После «Писем» книга не закрывается. Она оседает — как оседает музыка после последнего аккорда, когда звучание уже исчезло, но пространство ещё его удерживает.

Анна перестаёт писать не потому, что истина равна тишине, а потому, что исчерпана возможность быть услышанной. Это принципиальное различие. Тишина здесь — не знак глубины, а социальная реальность. Вокруг всё меньше тех, кто готов слушать вопросы, которые не обещают утешения. Не из жестокости, а из стремления сохранить равновесие.

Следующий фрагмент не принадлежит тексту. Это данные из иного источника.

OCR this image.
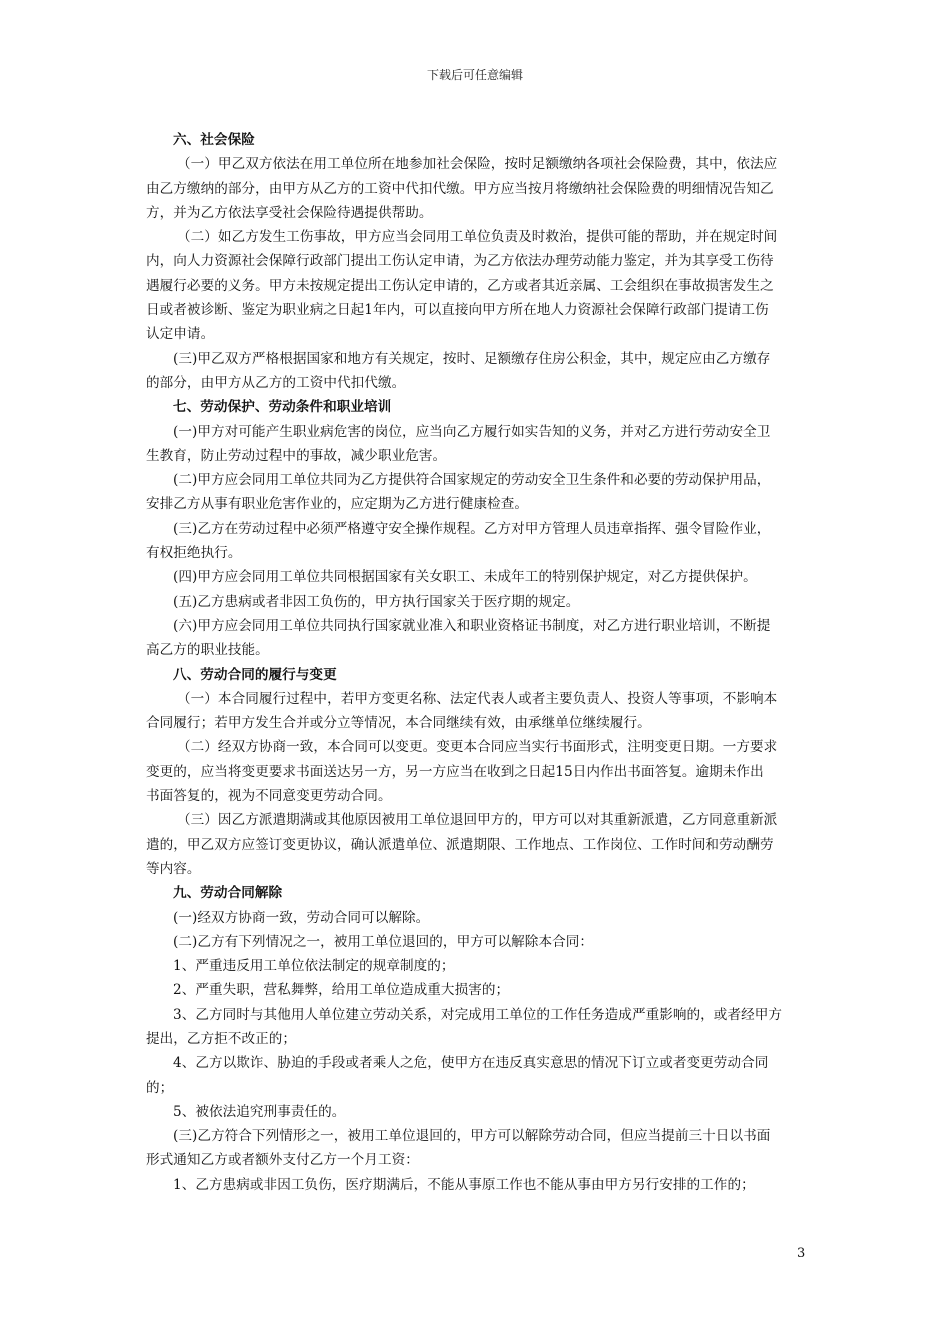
下载后可任意编辑
六、社会保险
（一）甲乙双方依法在用工单位所在地参加社会保险，按时足额缴纳各项社会保险费，其中，依法应
由乙方缴纳的部分，由甲方从乙方的工资中代扣代缴。甲方应当按月将缴纳社会保险费的明细情况告知乙
方，并为乙方依法享受社会保险待遇提供帮助。
（二）如乙方发生工伤事故，甲方应当会同用工单位负责及时救治，提供可能的帮助，并在规定时间
内，向人力资源社会保障行政部门提出工伤认定申请，为乙方依法办理劳动能力鉴定，并为其享受工伤待
遇履行必要的义务。甲方未按规定提出工伤认定申请的，乙方或者其近亲属、工会组织在事故损害发生之
日或者被诊断、鉴定为职业病之日起1年内，可以直接向甲方所在地人力资源社会保障行政部门提请工伤
认定申请。
(三)甲乙双方严格根据国家和地方有关规定，按时、足额缴存住房公积金，其中，规定应由乙方缴存
的部分，由甲方从乙方的工资中代扣代缴。
七、劳动保护、劳动条件和职业培训
(一)甲方对可能产生职业病危害的岗位，应当向乙方履行如实告知的义务，并对乙方进行劳动安全卫
生教育，防止劳动过程中的事故，减少职业危害。
(二)甲方应会同用工单位共同为乙方提供符合国家规定的劳动安全卫生条件和必要的劳动保护用品，
安排乙方从事有职业危害作业的，应定期为乙方进行健康检查。
(三)乙方在劳动过程中必须严格遵守安全操作规程。乙方对甲方管理人员违章指挥、强令冒险作业，
有权拒绝执行。
(四)甲方应会同用工单位共同根据国家有关女职工、未成年工的特别保护规定，对乙方提供保护。
(五)乙方患病或者非因工负伤的，甲方执行国家关于医疗期的规定。
(六)甲方应会同用工单位共同执行国家就业准入和职业资格证书制度，对乙方进行职业培训，不断提
高乙方的职业技能。
八、劳动合同的履行与变更
（一）本合同履行过程中，若甲方变更名称、法定代表人或者主要负责人、投资人等事项，不影响本
合同履行；若甲方发生合并或分立等情况，本合同继续有效，由承继单位继续履行。
（二）经双方协商一致，本合同可以变更。变更本合同应当实行书面形式，注明变更日期。一方要求
变更的，应当将变更要求书面送达另一方，另一方应当在收到之日起15日内作出书面答复。逾期未作出
书面答复的，视为不同意变更劳动合同。
（三）因乙方派遣期满或其他原因被用工单位退回甲方的，甲方可以对其重新派遣，乙方同意重新派
遣的，甲乙双方应签订变更协议，确认派遣单位、派遣期限、工作地点、工作岗位、工作时间和劳动酬劳
等内容。
九、劳动合同解除
(一)经双方协商一致，劳动合同可以解除。
(二)乙方有下列情况之一，被用工单位退回的，甲方可以解除本合同：
1、严重违反用工单位依法制定的规章制度的；
2、严重失职，营私舞弊，给用工单位造成重大损害的；
3、乙方同时与其他用人单位建立劳动关系，对完成用工单位的工作任务造成严重影响的，或者经甲方
提出，乙方拒不改正的；
4、乙方以欺诈、胁迫的手段或者乘人之危，使甲方在违反真实意思的情况下订立或者变更劳动合同
的；
5、被依法追究刑事责任的。
(三)乙方符合下列情形之一，被用工单位退回的，甲方可以解除劳动合同，但应当提前三十日以书面
形式通知乙方或者额外支付乙方一个月工资：
1、乙方患病或非因工负伤，医疗期满后，不能从事原工作也不能从事由甲方另行安排的工作的；
3
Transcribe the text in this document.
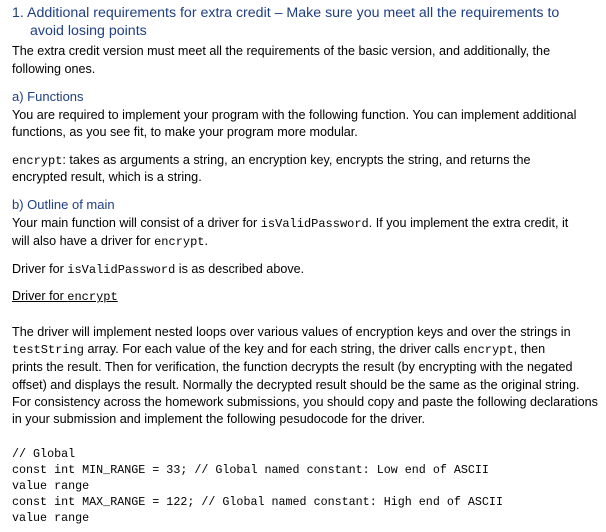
1. Additional requirements for extra credit – Make sure you meet all the requirements to
avoid losing points
The extra credit version must meet all the requirements of the basic version, and additionally, the
following ones.
a) Functions
You are required to implement your program with the following function. You can implement additional
functions, as you see fit, to make your program more modular.
encrypt: takes as arguments a string, an encryption key, encrypts the string, and returns the
encrypted result, which is a string.
b) Outline of main
Your main function will consist of a driver for isValidPassword. If you implement the extra credit, it
will also have a driver for encrypt.
Driver for isValidPassword is as described above.
Driver for encrypt
The driver will implement nested loops over various values of encryption keys and over the strings in
testString array. For each value of the key and for each string, the driver calls encrypt, then
prints the result. Then for verification, the function decrypts the result (by encrypting with the negated
offset) and displays the result. Normally the decrypted result should be the same as the original string.
For consistency across the homework submissions, you should copy and paste the following declarations
in your submission and implement the following pesudocode for the driver.
// Global
const int MIN_RANGE = 33; // Global named constant: Low end of ASCII
value range
const int MAX_RANGE = 122; // Global named constant: High end of ASCII
value range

Человек, который не соглашается на лёгкий ответ, становится «сбоем системы». Его не изгоняют и не наказывают. Его мягко отодвигают, советуя «беречь себя», «не заходить слишком далеко», «не разрушать душу». Эти слова звучат заботливо — и именно поэтому так трудно распознать в них границу. Где заканчивается допустимое сомнение и начинается опасность одиночества? Кто определяет это «слишком»? И не является ли сама эта граница формой коллективного самообмана?

Анна ощущает себя существом иной природы. Она слишком остра, чтобы сидеть тихо и смиренно, и слишком тиха, чтобы кричать и бунтовать. За это не следует трагедия — следует дистанция. Отдалённость, в которой слова возвращаются эхом. Это не наказание. Это цена.

Именно здесь возникает Послесловие — как взгляд в самую нижнюю точку всей книги. Там находятся не те, кто страдает, и не те, кто кричит. Там — те, кто не говорит. Они не зовут, не требуют света, не спорят и не ищут. Им не нужны ответы. Они — накопители бездны. Не пустые и не полные. Сущность без имени. Это не зло и не боль. Это покой без вопроса. Эта тишина страшнее любой трагедии. Потому что трагедия предполагает напряжение, а напряжение — жизнь. Перестать спрашивать — значит перестать быть.

Именно поэтому последним словом книги становится обращение «К читателю». «Поцелуй Иуды» заканчивается там, где начинается читатель. Это не попытка вовлечения. Это передача ответственности. Не как персонажу и не как судье, а как следующему носителю пути. Взять эту книгу — значит принять не знание, а обязанность. Смотреть — глазами внутрь, чтобы «жизнь… жила».

Книга заканчивается не точкой, а электрическим разрядом — манифестом:

«БУДЬ!»

Это и есть единственный возможный ответ, который книга оставляет читателю.